A group of Brooklyn Democrats will gather in Crown Heights this weekend to select their party’s nominee to fill the Assembly seat formerly held by Clarence Norman Jr., the Brooklyn Democratic leader who had to leave the State Legislature because of a felony conviction.

And the person they are expected to nominate, several Democratic officials said, is someone with ties to Mr. Norman: the Rev. Karim Camara, 34, the executive pastor of the First Baptist Church of Crown Heights, the large congregation led by Mr. Norman’s father, Clarence Norman Sr. Mr. Camara also once worked part time as community liaison in the Assembly district office of the younger Mr. Norman.

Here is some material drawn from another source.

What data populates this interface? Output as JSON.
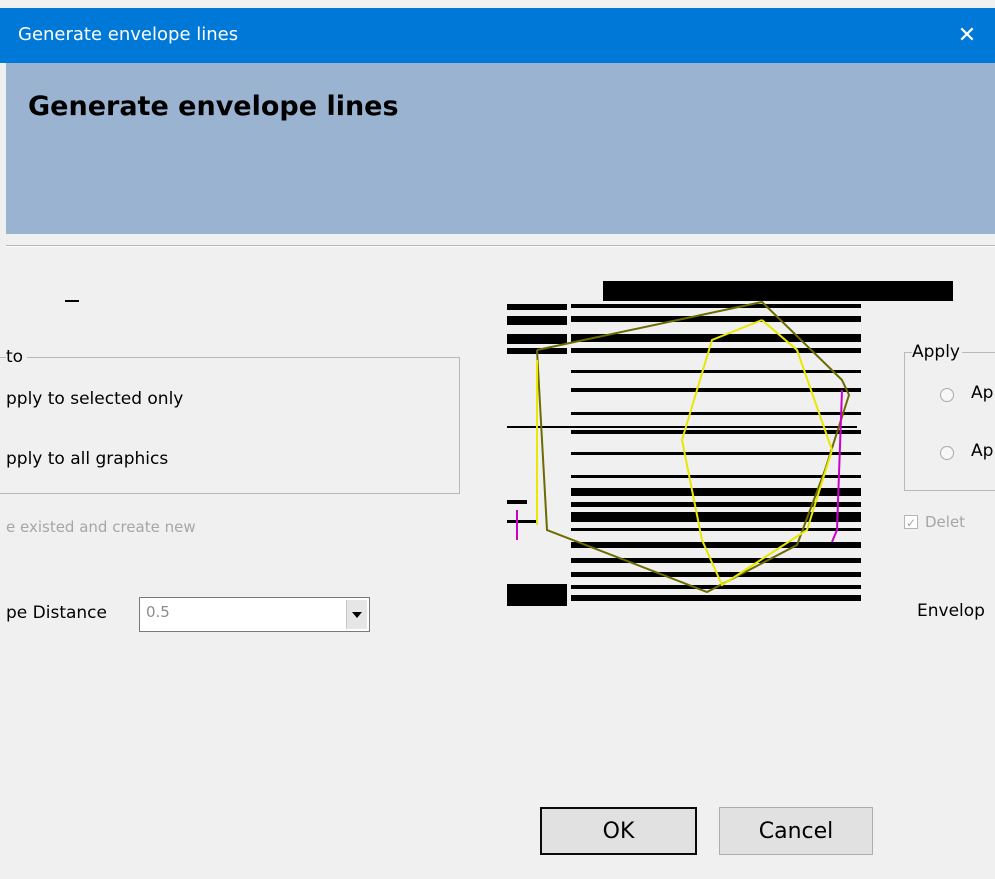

Two weeks ago, Mr. Norman was found guilty of soliciting illegal campaign contributions. His conviction on various felony counts meant that he had to vacate his Assembly seat immediately, as well as his positions as a member of the State Democratic Committee and borough Democratic leader.

Some Democrats in the 43rd Assembly District, anchored in Crown Heights, have already complained about the prospect of Mr. Camara’s nomination, contending that he was chosen by a tainted party boss to succeed him.

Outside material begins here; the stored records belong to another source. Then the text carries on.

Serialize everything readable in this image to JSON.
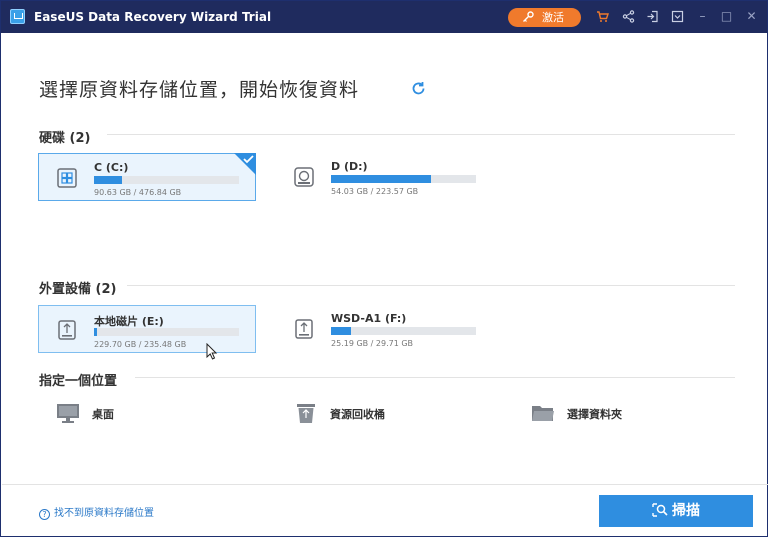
{
  "window": {
    "title": "EaseUS Data Recovery Wizard Trial"
  },
  "titlebar": {
    "activate_label": "激活",
    "icons": [
      "key-icon",
      "cart-icon",
      "share-icon",
      "login-icon",
      "menu-icon"
    ],
    "window_controls": [
      "minimize",
      "maximize",
      "close"
    ]
  },
  "main": {
    "heading": "選擇原資料存儲位置，開始恢復資料",
    "hard_disks": {
      "label": "硬碟 (2)",
      "drives": [
        {
          "name": "C (C:)",
          "size": "90.63 GB / 476.84 GB",
          "used_fraction": 0.19,
          "selected": true,
          "icon": "windows-drive-icon"
        },
        {
          "name": "D (D:)",
          "size": "54.03 GB / 223.57 GB",
          "used_fraction": 0.69,
          "selected": false,
          "icon": "hdd-icon"
        }
      ]
    },
    "external": {
      "label": "外置設備 (2)",
      "drives": [
        {
          "name": "本地磁片 (E:)",
          "size": "229.70 GB / 235.48 GB",
          "used_fraction": 0.02,
          "selected": false,
          "hovered": true,
          "icon": "usb-drive-icon"
        },
        {
          "name": "WSD-A1 (F:)",
          "size": "25.19 GB / 29.71 GB",
          "used_fraction": 0.14,
          "selected": false,
          "icon": "usb-drive-icon"
        }
      ]
    },
    "locations": {
      "label": "指定一個位置",
      "items": [
        {
          "label": "桌面",
          "icon": "monitor-icon"
        },
        {
          "label": "資源回收桶",
          "icon": "recycle-bin-icon"
        },
        {
          "label": "選擇資料夾",
          "icon": "folder-icon"
        }
      ]
    }
  },
  "footer": {
    "help_link": "找不到原資料存儲位置",
    "scan_button": "掃描"
  },
  "colors": {
    "titlebar": "#1f2b5e",
    "accent": "#2f8ee0",
    "activate": "#f07a2c",
    "selected_bg": "#eaf4fd"
  }
}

“His association with the First Baptist Church of Crown Heights makes him part of the Clarence Norman organization,” said Geoffrey A. Davis, the chairman of a nonprofit foundation that conducts youth programs.

Mr. Davis, the brother of James E. Davis, the slain city councilman, said he plans to pursue the nomination of the Working Families Party and to run for the seat in the November election. If he is not successful, he said, he will run in next year’s Democratic primary for the Assembly seat.

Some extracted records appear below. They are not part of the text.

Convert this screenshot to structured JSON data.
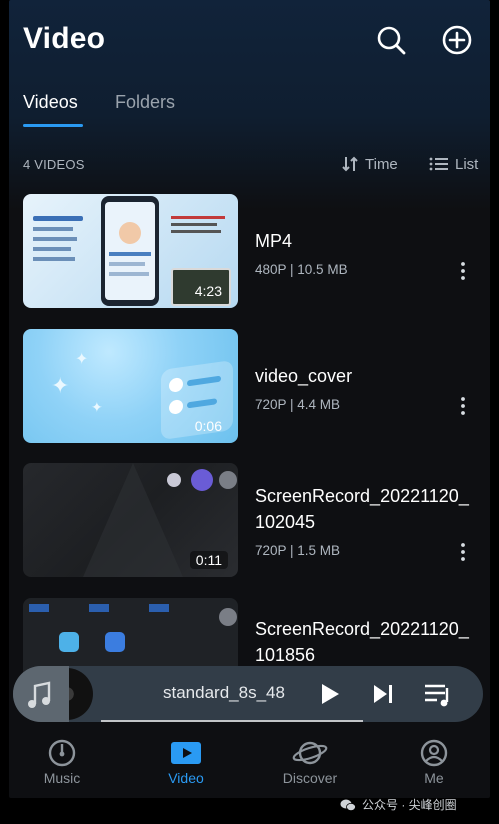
{
  "header": {
    "title": "Video",
    "actions": [
      "search-icon",
      "add-circle-icon"
    ]
  },
  "tabs": [
    {
      "label": "Videos",
      "active": true
    },
    {
      "label": "Folders",
      "active": false
    }
  ],
  "list_header": {
    "count": "4 VIDEOS",
    "sort_label": "Time",
    "view_label": "List"
  },
  "videos": [
    {
      "title": "MP4",
      "meta": "480P | 10.5 MB",
      "duration": "4:23"
    },
    {
      "title": "video_cover",
      "meta": "720P | 4.4 MB",
      "duration": "0:06"
    },
    {
      "title": "ScreenRecord_20221120_102045",
      "meta": "720P | 1.5 MB",
      "duration": "0:11"
    },
    {
      "title": "ScreenRecord_20221120_101856",
      "meta": "",
      "duration": ""
    }
  ],
  "mini_player": {
    "title": "standard_8s_48",
    "controls": [
      "play-icon",
      "skip-next-icon",
      "playlist-icon"
    ]
  },
  "bottom_nav": [
    {
      "label": "Music",
      "icon": "music-disc-icon",
      "active": false
    },
    {
      "label": "Video",
      "icon": "video-play-icon",
      "active": true
    },
    {
      "label": "Discover",
      "icon": "planet-icon",
      "active": false
    },
    {
      "label": "Me",
      "icon": "person-icon",
      "active": false
    }
  ],
  "colors": {
    "accent": "#2a9af3",
    "background": "#0e0f12",
    "secondary_text": "#aeb6bf"
  },
  "watermark": "公众号 · 尖峰创圈"
}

Because of the timing of the vacancy, there are no primaries. Committees from political parties that have ballot lines select candidates for the special election.

In an interview yesterday, Mr. Camara said that he is beholden to no one politically and that he had not been asked to run by either Mr. Norman or by his father. He said it is unfair to be criticized merely because he is a leader of the same church where Mr. Norman worships and where his father is pastor.

“I am my own independent person with my own vision for this Assembly district,” said Mr. Camara, who is also the fund-raising director for the Cush Campus Schools, a private elementary and middle school in Brooklyn. “I am not running to provide any continuation for the former administration.”

He added that he has a record of community service in Crown Heights and in Brooklyn. “I’ll match my record of service in this community with the record of anyone else,” Mr. Camara said.

Last week, Gov. George E. Pataki set the date, Nov. 8, for the special election to fill the vacancy created by Mr. Norman’s conviction.

The meeting to determine a successor for another of Mr. Norman’s positions, Brooklyn Democratic Party leader, was postponed until next Thursday. Assemblyman Vito J. Lopez has said he has secured the commitments from a majority of the 41-member Kings County Democratic Committee, which will ultimately make the selection.